Trovare materiali di recupero, spiega Silvia Dalla Valle, «non è una cosa affatto scontata, al contrario di quel che potrebbe sembrare». Non si tratta infatti di reperire solo scarti di produzione o rifiuti, ma «materiale purificato, che possa essere riutilizzato per la produzione di lastre in tutta sicurezza per i nostri lavoratori e i clienti». Impresa non sempre facilissima: «Per i tubi catodici, per esempio, abbiamo trovato un fornitore in Germania che ci garantiva un prodotto purificato, così come per il vetro di Greenbell abbiamo cercato in tutta Europa. In Italia non siamo ancora pronti per il recupero di questi materiali, ci sono ancora pochi impianti per “pulire” gli scarti e renderli così adatti per entrare in nuovi cicli produttivi».

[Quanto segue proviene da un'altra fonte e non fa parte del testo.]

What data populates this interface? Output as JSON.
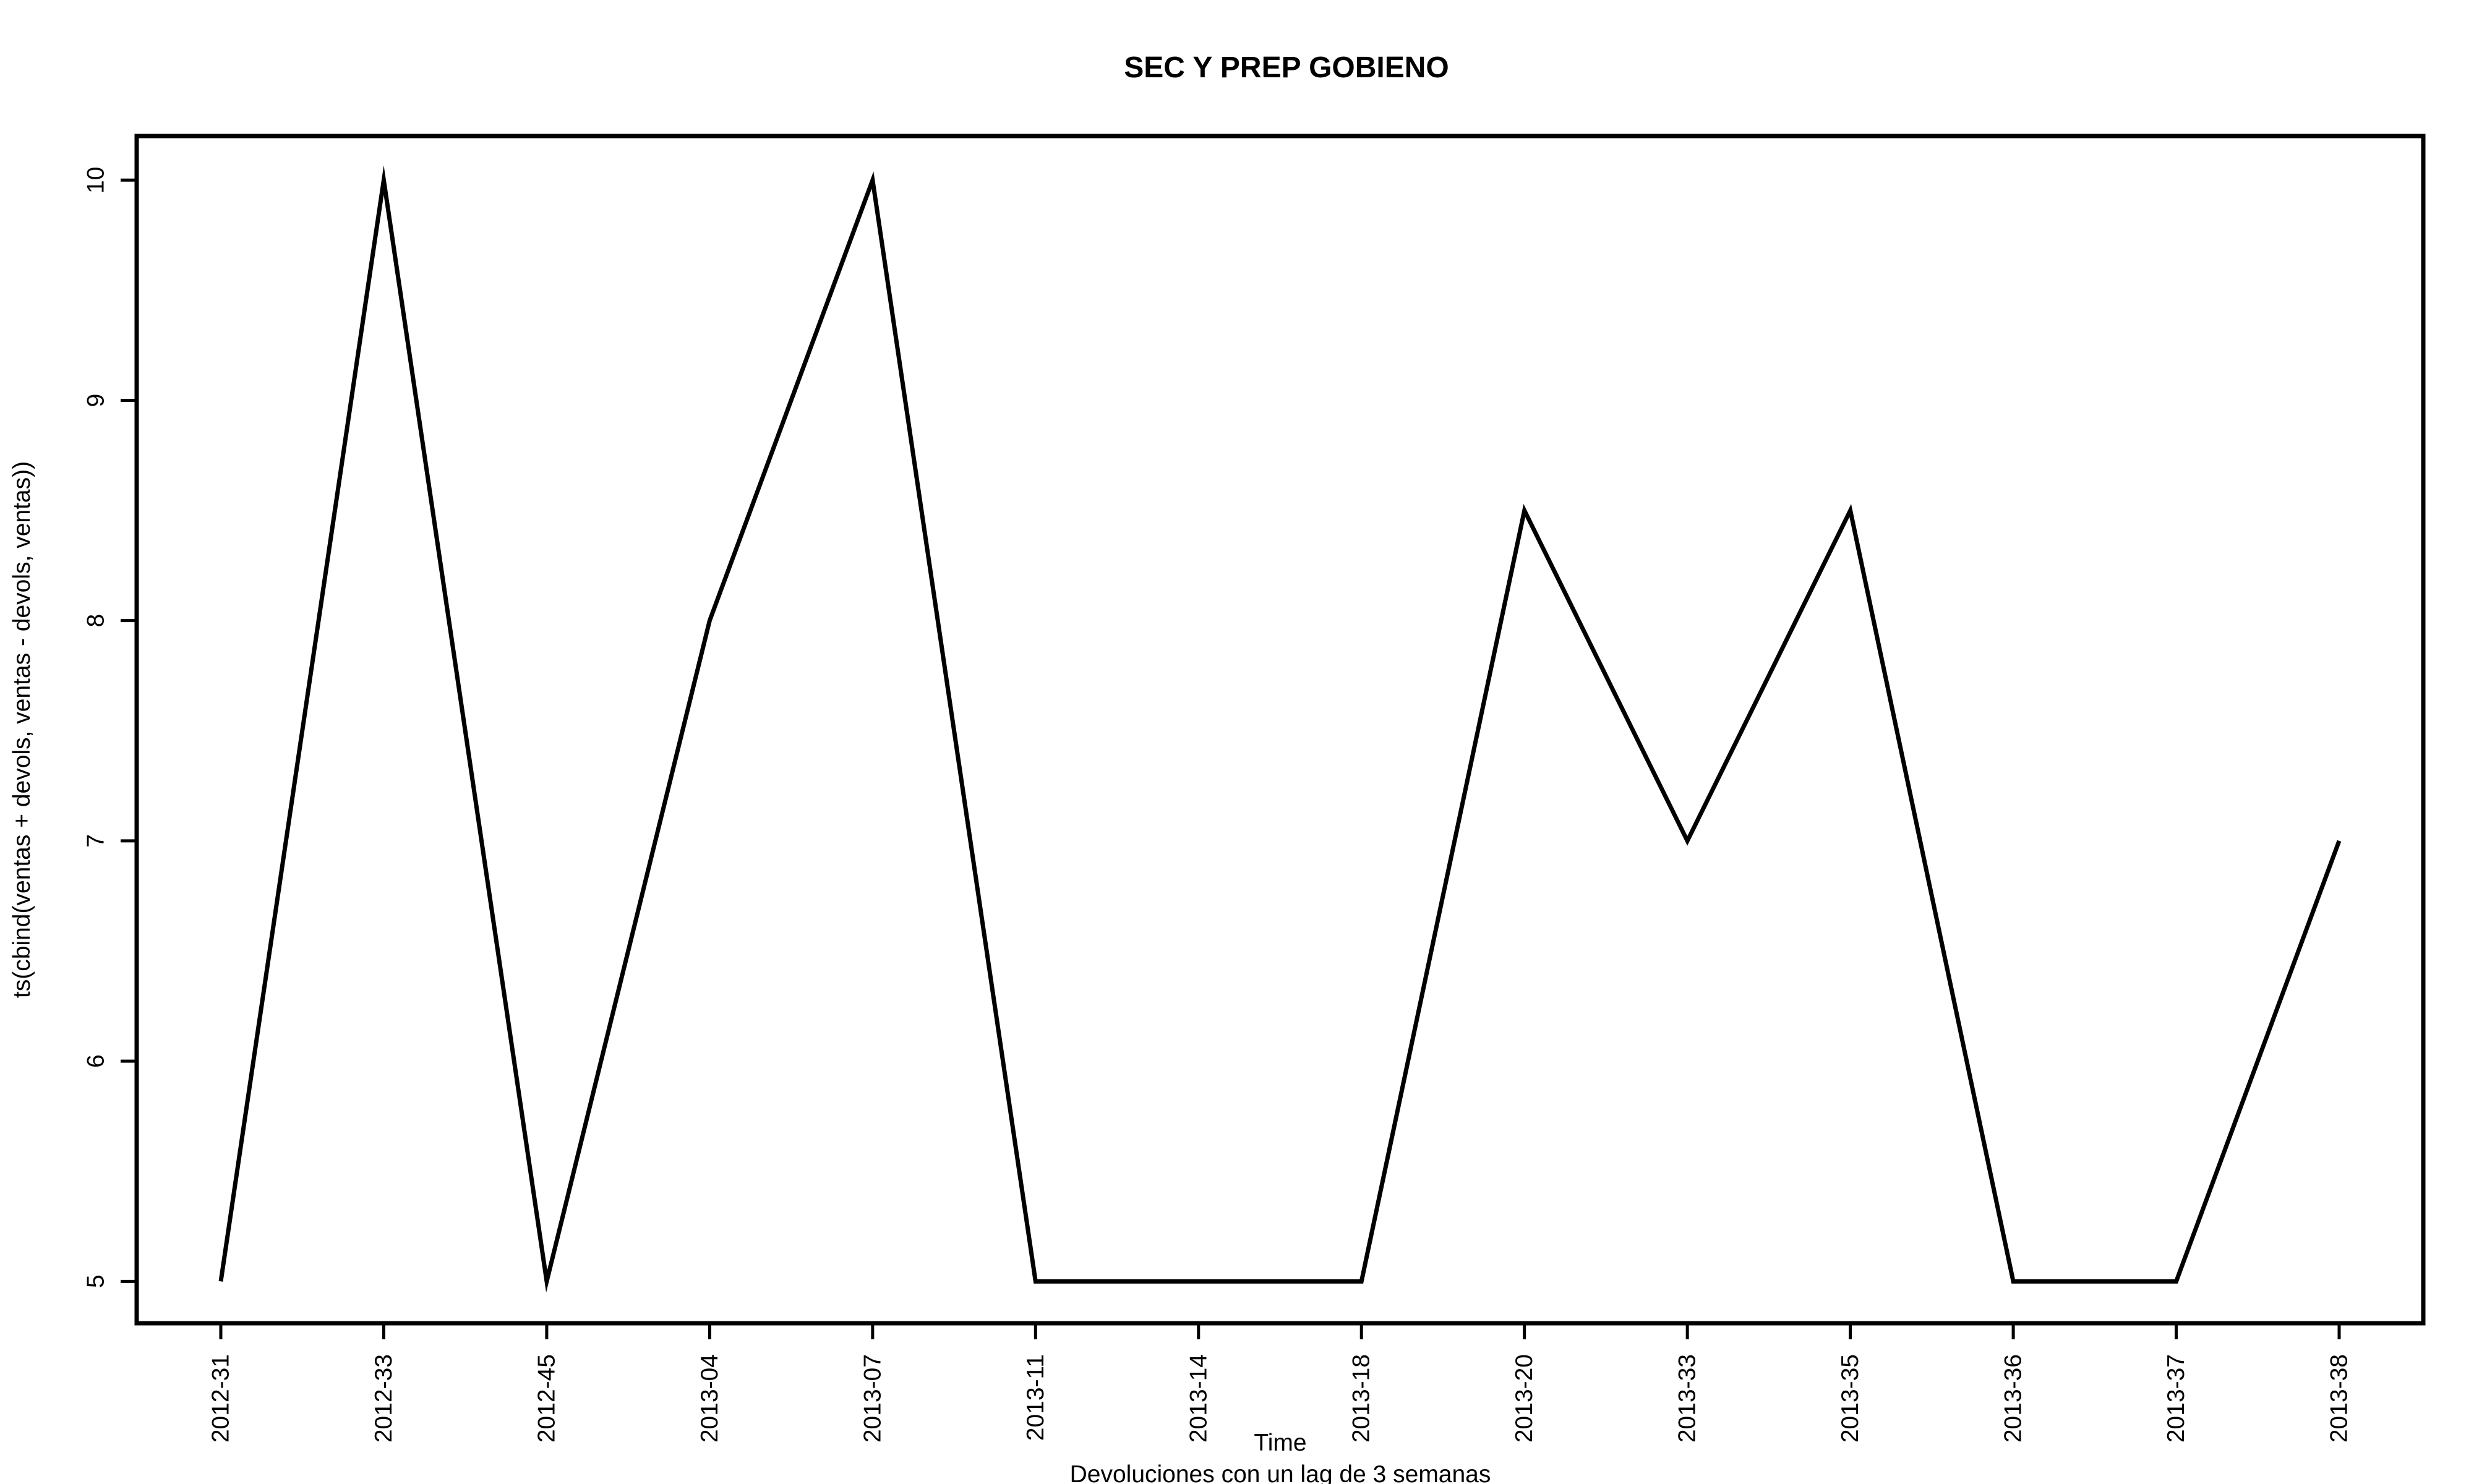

Aspetti a cui Stone tiene molto. Nel 2010 ha ottenuto le certificazioni Green Guard Indoor Air Quality e Green Guard Children&Schools, garanzia che le superfici non rilasciano VOC (sostanze volatili nocive). Le lastre sono batteriostatiche e “food contact proof”, quindi indicate per usi domestici e distribuzione alimentare, caratteristiche garantite dalla Food and Drug Administration USA con il conferimento della certificazione NSF 51 . E a breve si concretizzerà anche un sistema integrato Qualità-Ambiente-Sicurezza sul lavoro secondo le norme ISO 9001:2008, ISO 14001:2004 e OHSAS 18001:2007. Stone Italiana è inoltre membro del Green Management Institute e del Green Building Council Italia, e con i suoi prodotti contribuisce al conesguimento del certificato di sostenibilità edilizia LEED (Leadership in Energy and Environmental Design).